I was inspired by her career pivots and in realizing that just like me (and many others), our original imaginings of life are not set in stone.
The final section of the book is titled Becoming More, and this is the behind-the-scenes of life as the First Lady of the United States and their time in the White House.
She opens it by stating that there is no manual for how to be the FLOTUS. While this can be daunting, Michelle Obama took this role and made it her own by championing issues and campaigns she was passionate about. She is most famous for her advocacy for education, healthy eating and living for children, military families, and poverty. She and the President tried to bring more openness and diversity into the White House, hosting many events for children and local, non-political families. They strived to be professional and exemplary while also real people in the highest office of the land.
They also tried very hard to balance parenting and politics.

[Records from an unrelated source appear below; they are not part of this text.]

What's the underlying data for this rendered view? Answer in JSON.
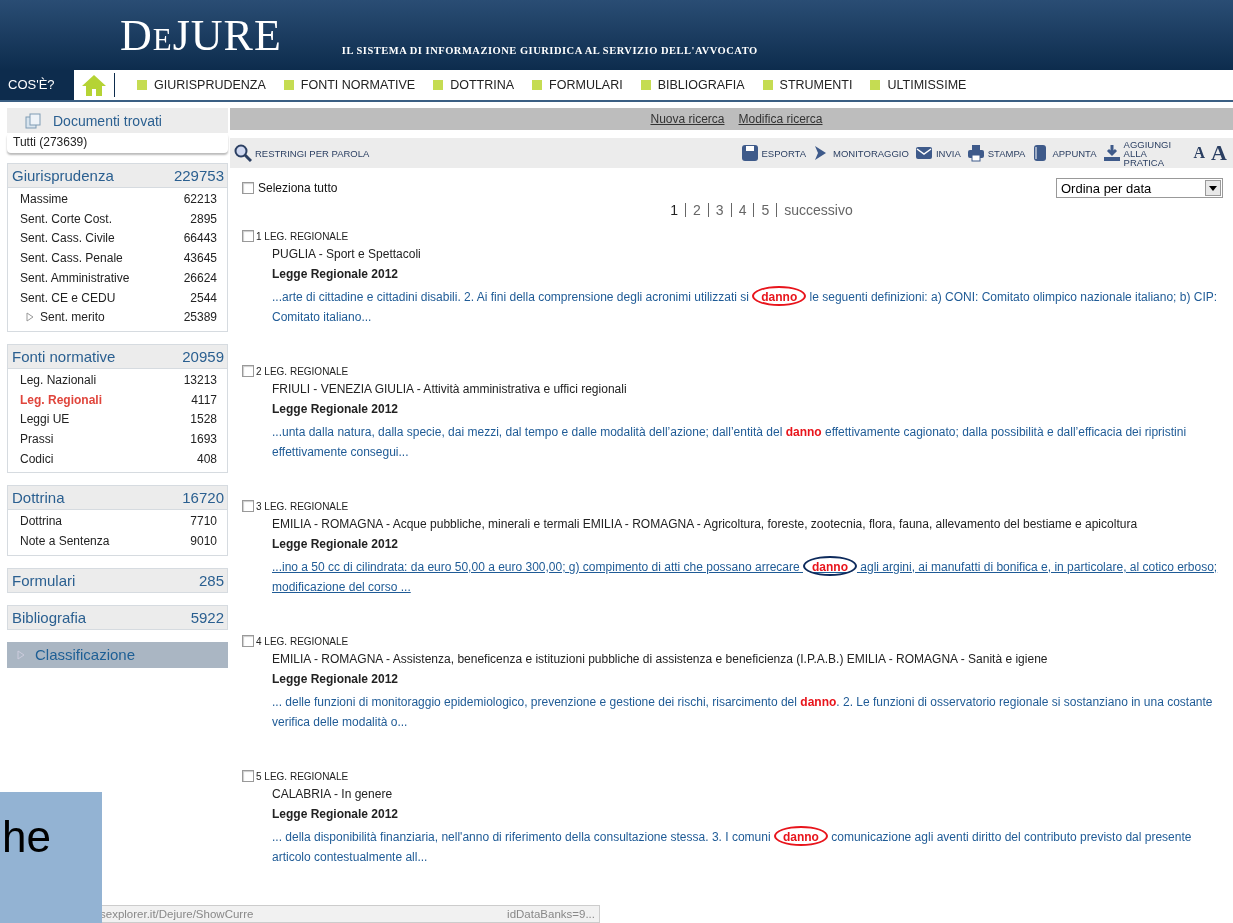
{
  "header": {
    "logo": "DeJURE",
    "tagline": "IL SISTEMA DI INFORMAZIONE GIURIDICA AL SERVIZIO DELL'AVVOCATO"
  },
  "nav": {
    "about": "COS'È?",
    "items": [
      "GIURISPRUDENZA",
      "FONTI NORMATIVE",
      "DOTTRINA",
      "FORMULARI",
      "BIBLIOGRAFIA",
      "STRUMENTI",
      "ULTIMISSIME"
    ]
  },
  "sidebar": {
    "title": "Documenti trovati",
    "all_tab": "Tutti (273639)",
    "groups": [
      {
        "label": "Giurisprudenza",
        "count": "229753",
        "items": [
          {
            "label": "Massime",
            "count": "62213",
            "selected": false
          },
          {
            "label": "Sent. Corte Cost.",
            "count": "2895",
            "selected": false
          },
          {
            "label": "Sent. Cass. Civile",
            "count": "66443",
            "selected": false
          },
          {
            "label": "Sent. Cass. Penale",
            "count": "43645",
            "selected": false
          },
          {
            "label": "Sent. Amministrative",
            "count": "26624",
            "selected": false
          },
          {
            "label": "Sent. CE e CEDU",
            "count": "2544",
            "selected": false
          },
          {
            "label": "Sent. merito",
            "count": "25389",
            "selected": false,
            "expandable": true
          }
        ]
      },
      {
        "label": "Fonti normative",
        "count": "20959",
        "items": [
          {
            "label": "Leg. Nazionali",
            "count": "13213",
            "selected": false
          },
          {
            "label": "Leg. Regionali",
            "count": "4117",
            "selected": true
          },
          {
            "label": "Leggi UE",
            "count": "1528",
            "selected": false
          },
          {
            "label": "Prassi",
            "count": "1693",
            "selected": false
          },
          {
            "label": "Codici",
            "count": "408",
            "selected": false
          }
        ]
      },
      {
        "label": "Dottrina",
        "count": "16720",
        "items": [
          {
            "label": "Dottrina",
            "count": "7710",
            "selected": false
          },
          {
            "label": "Note a Sentenza",
            "count": "9010",
            "selected": false
          }
        ]
      },
      {
        "label": "Formulari",
        "count": "285"
      },
      {
        "label": "Bibliografia",
        "count": "5922"
      }
    ],
    "classification": {
      "label": "Classificazione",
      "expanded": false
    }
  },
  "search_links": [
    "Nuova ricerca",
    "Modifica ricerca"
  ],
  "toolbar": {
    "filter": "RESTRINGI PER PAROLA",
    "actions": [
      {
        "kind": "export",
        "label": "ESPORTA"
      },
      {
        "kind": "monitor",
        "label": "MONITORAGGIO"
      },
      {
        "kind": "send",
        "label": "INVIA"
      },
      {
        "kind": "print",
        "label": "STAMPA"
      },
      {
        "kind": "note",
        "label": "APPUNTA"
      },
      {
        "kind": "add",
        "label": "AGGIUNGI ALLA PRATICA"
      }
    ],
    "font_small": "A",
    "font_large": "A"
  },
  "select_all": {
    "label": "Seleziona tutto",
    "checked": false
  },
  "sort": {
    "value": "Ordina per data"
  },
  "pagination": {
    "pages": [
      {
        "label": "1",
        "selected": true
      },
      {
        "label": "2",
        "selected": false
      },
      {
        "label": "3",
        "selected": false
      },
      {
        "label": "4",
        "selected": false
      },
      {
        "label": "5",
        "selected": false
      }
    ],
    "next": "successivo"
  },
  "results": [
    {
      "type": "1 LEG. REGIONALE",
      "checked": false,
      "title": "PUGLIA - Sport e Spettacoli",
      "subtitle": "Legge Regionale 2012",
      "snippet": "...arte di cittadine e cittadini disabili. 2. Ai fini della comprensione degli acronimi utilizzati si **danno** le seguenti definizioni: a) CONI: Comitato olimpico nazionale italiano; b) CIP: Comitato italiano...",
      "underlined": false,
      "ring": {
        "color": "#e8141b"
      }
    },
    {
      "type": "2 LEG. REGIONALE",
      "checked": false,
      "title": "FRIULI - VENEZIA GIULIA - Attività amministrativa e uffici regionali",
      "subtitle": "Legge Regionale 2012",
      "snippet": "...unta dalla natura, dalla specie, dai mezzi, dal tempo e dalle modalità dell’azione; dall’entità del **danno** effettivamente cagionato; dalla possibilità e dall’efficacia dei ripristini effettivamente consegui...",
      "underlined": false
    },
    {
      "type": "3 LEG. REGIONALE",
      "checked": false,
      "title": "EMILIA - ROMAGNA - Acque pubbliche, minerali e termali EMILIA - ROMAGNA - Agricoltura, foreste, zootecnia, flora, fauna, allevamento del bestiame e apicoltura",
      "subtitle": "Legge Regionale 2012",
      "snippet": "...ino a 50 cc di cilindrata: da euro 50,00 a euro 300,00; g) compimento di atti che possano arrecare **danno** agli argini, ai manufatti di bonifica e, in particolare, al cotico erboso; modificazione del corso ...",
      "underlined": true,
      "ring": {
        "color": "#0d2a5c"
      }
    },
    {
      "type": "4 LEG. REGIONALE",
      "checked": false,
      "title": "EMILIA - ROMAGNA - Assistenza, beneficenza e istituzioni pubbliche di assistenza e beneficienza (I.P.A.B.) EMILIA - ROMAGNA - Sanità e igiene",
      "subtitle": "Legge Regionale 2012",
      "snippet": "... delle funzioni di monitoraggio epidemiologico, prevenzione e gestione dei rischi, risarcimento del **danno**. 2. Le funzioni di osservatorio regionale si sostanziano in una costante verifica delle modalità o...",
      "underlined": false
    },
    {
      "type": "5 LEG. REGIONALE",
      "checked": false,
      "title": "CALABRIA - In genere",
      "subtitle": "Legge Regionale 2012",
      "snippet": "... della disponibilità finanziaria, nell'anno di riferimento della consultazione stessa. 3. I comuni **danno** comunicazione agli aventi diritto del contributo previsto dal presente articolo contestualmente all...",
      "underlined": false,
      "ring": {
        "color": "#e8141b"
      }
    }
  ],
  "status_bar": {
    "url_start": "sexplorer.it/Dejure/ShowCurre",
    "url_end": "idDataBanks=9..."
  },
  "slide_overlay": {
    "text": "he"
  }
}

She talks about the privilege of raising children in the White House, with all the resources and benefits inherent. But she also wanted her girls, Sasha and Malia, to experience normalcy as much as possible. I love that she instructed the staff to never make the girls’ beds (such a mom thing) and that the girls had playdates and typical friendships (with extra security, of course). She recalls her efforts to sneak in unnoticed at swim meets and other events, which was pretty impossible with the Secret Service around her. I appreciated seeing the efforts made to ensure their children were raised as normal as possible.
She also gives us glimpses into the challenges of living a very public life. The media can be blistering and unforgiving. Optics are everything. The job of Commander in Chief weighs heavily on the entire family. For as effortless as she made her time look, it was refreshing to read about the challenges and struggles of being the First Family.
This is a long book at 484 pages, but it was a well-written autobiography and look at the life of an accomplished woman.
There were so many anecdotes and stories about her life that I could write a small book myself of the things I enjoyed. Instead, I will let you read Becoming and learn for yourself. We thoroughly enjoyed reading this and recommend it for all!